Illumina has ‘unanimously rejected’ Roche’s improved takeover bid claiming the pharmaceutical giant’s offer still undervalues the company.
Roche had tabled an improved offer to acquire the San-Diego based company for $51 per share after its initial bid of $44 per share was dismissed.
In a letter to Roche Chairman Franz Humer, Illumina CEO Jay Flatley said the revised offer still “dramatically undervalues” the company and the “opportunistic offer” does not reflect the “intrinsic strength or future prospects” of Illumina.
Shareholders have now been urged not to tender any shares and support the company’s directors at its Annual Meeting on 18 April against Roche’s additional proposals.
The board of directors, plus financial and legal advisors, met on 31 March and on 2 April to review Roche’s latest offer. They decided that the bid did not “adequately reflect” Illumina’s singular position in an “industry poised for extraordinary growth”.
Jay Flatley, in his letter, noted that Roche had previously claimed that the company has “strong revenue generation, strong profit generation, strong cash generation and a very good track record of delivering continual upgrades in technology to the marketplace”.

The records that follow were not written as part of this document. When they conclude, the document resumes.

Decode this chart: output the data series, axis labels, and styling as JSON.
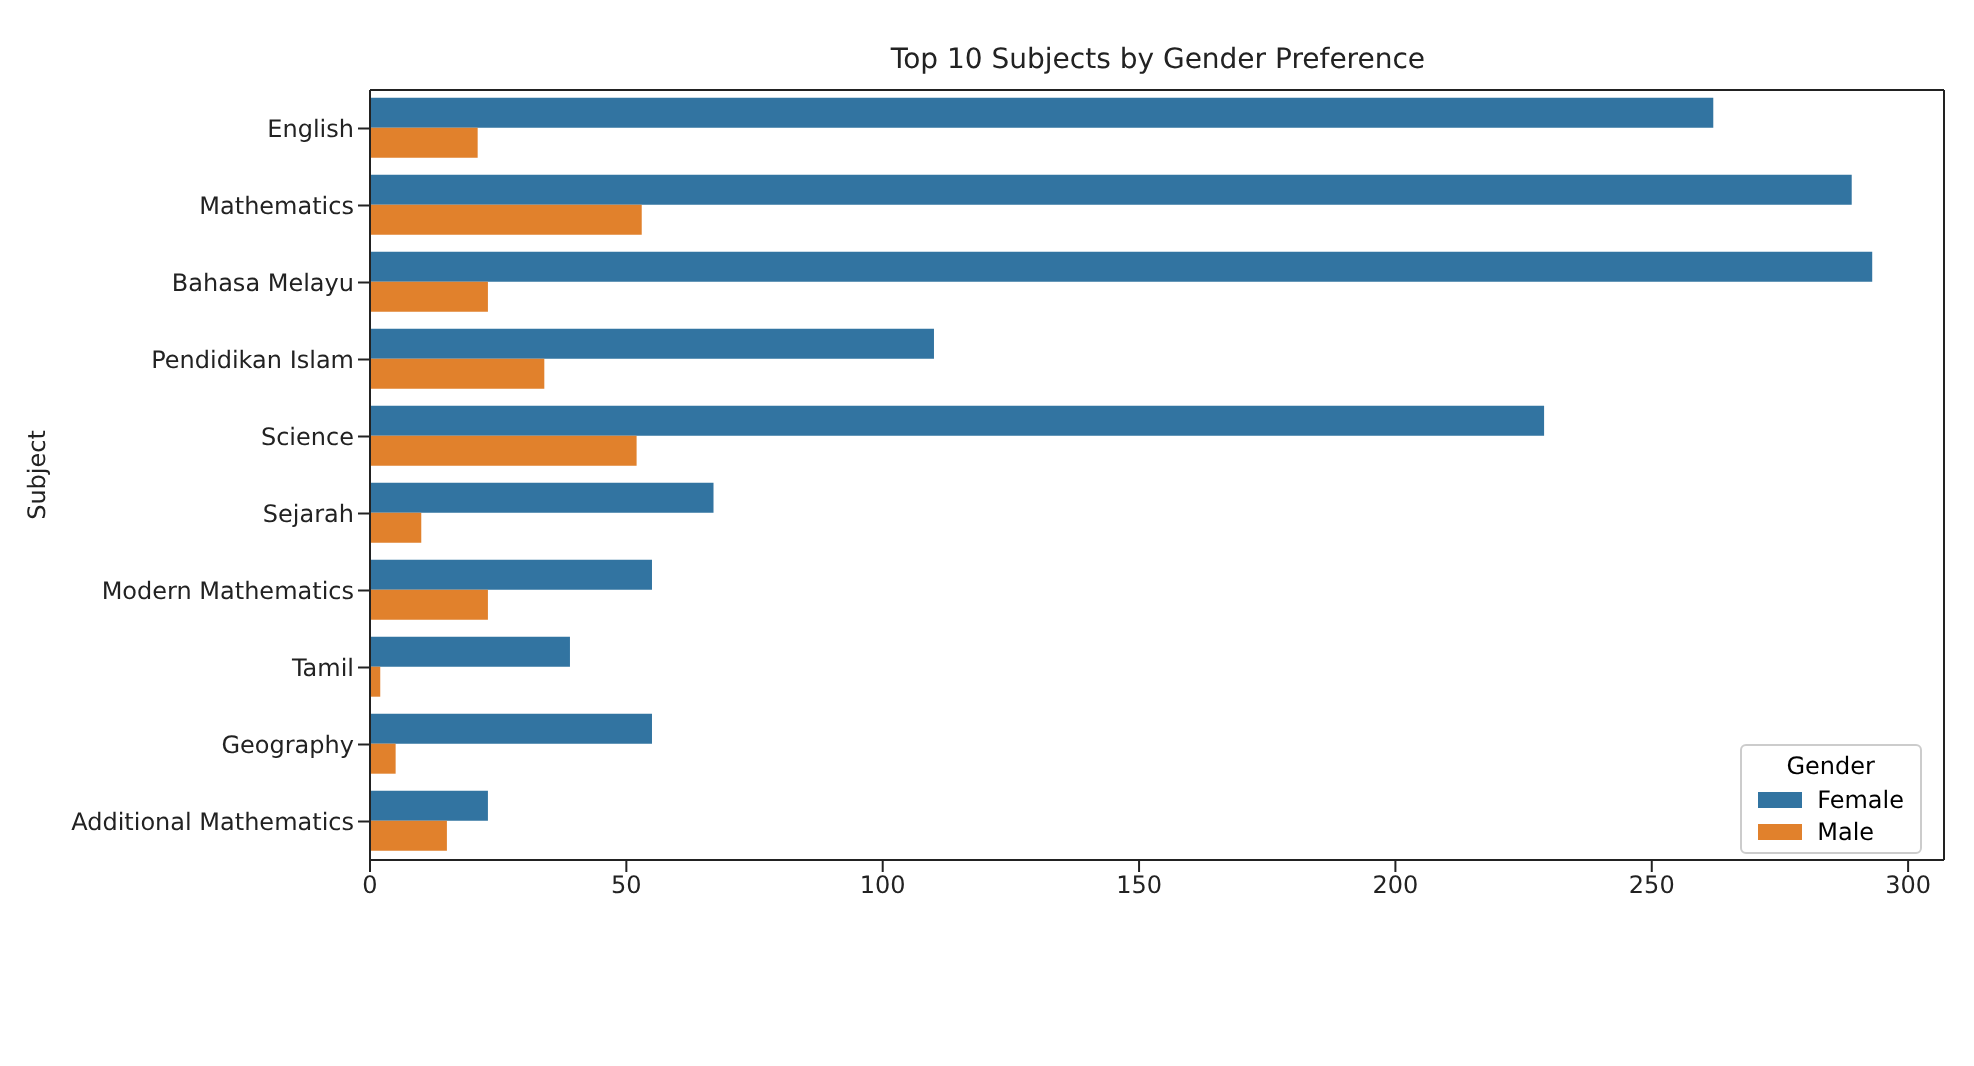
{
  "chart_data": {
    "type": "bar",
    "orientation": "horizontal",
    "title": "Top 10 Subjects by Gender Preference",
    "ylabel": "Subject",
    "legend_title": "Gender",
    "categories": [
      "English",
      "Mathematics",
      "Bahasa Melayu",
      "Pendidikan Islam",
      "Science",
      "Sejarah",
      "Modern Mathematics",
      "Tamil",
      "Geography",
      "Additional Mathematics"
    ],
    "series": [
      {
        "name": "Female",
        "color": "#3274a1",
        "values": [
          262,
          289,
          293,
          110,
          229,
          67,
          55,
          39,
          55,
          23
        ]
      },
      {
        "name": "Male",
        "color": "#e1812c",
        "values": [
          21,
          53,
          23,
          34,
          52,
          10,
          23,
          2,
          5,
          15
        ]
      }
    ],
    "xlim": [
      0,
      307
    ],
    "xticks": [
      0,
      50,
      100,
      150,
      200,
      250,
      300
    ],
    "legend": "bottom right"
  }
}
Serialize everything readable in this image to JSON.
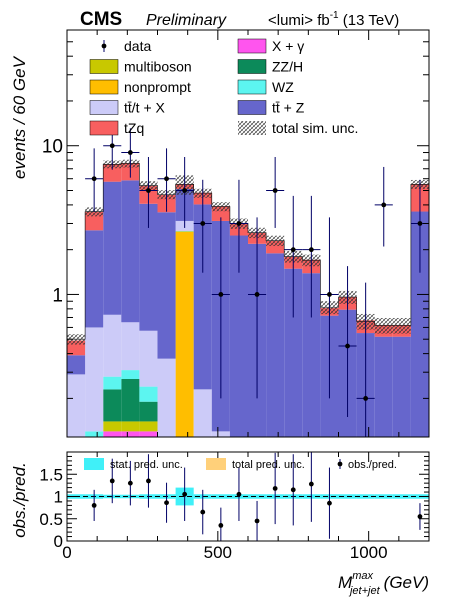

He added that the company was in acceptance of this and the board of directors remains confident in the ability of its management team to continue executing these attributes.
“We are committed to acting in the best interests of all our stockholders and believe that Illumina’s strategic plan, executed independently, will create stockholder value significantly greater than what you (Roche) have proposed,” he said.
Illumina is a leading developer, manufacturer and marketer of life science tools and integrated systems for the analysis of genetic variation and function. Roche has been searching to increase its development of target therapies for cancer treatments and Illumina’s gene sequencing technology would help the Swiss-based company progress in this field.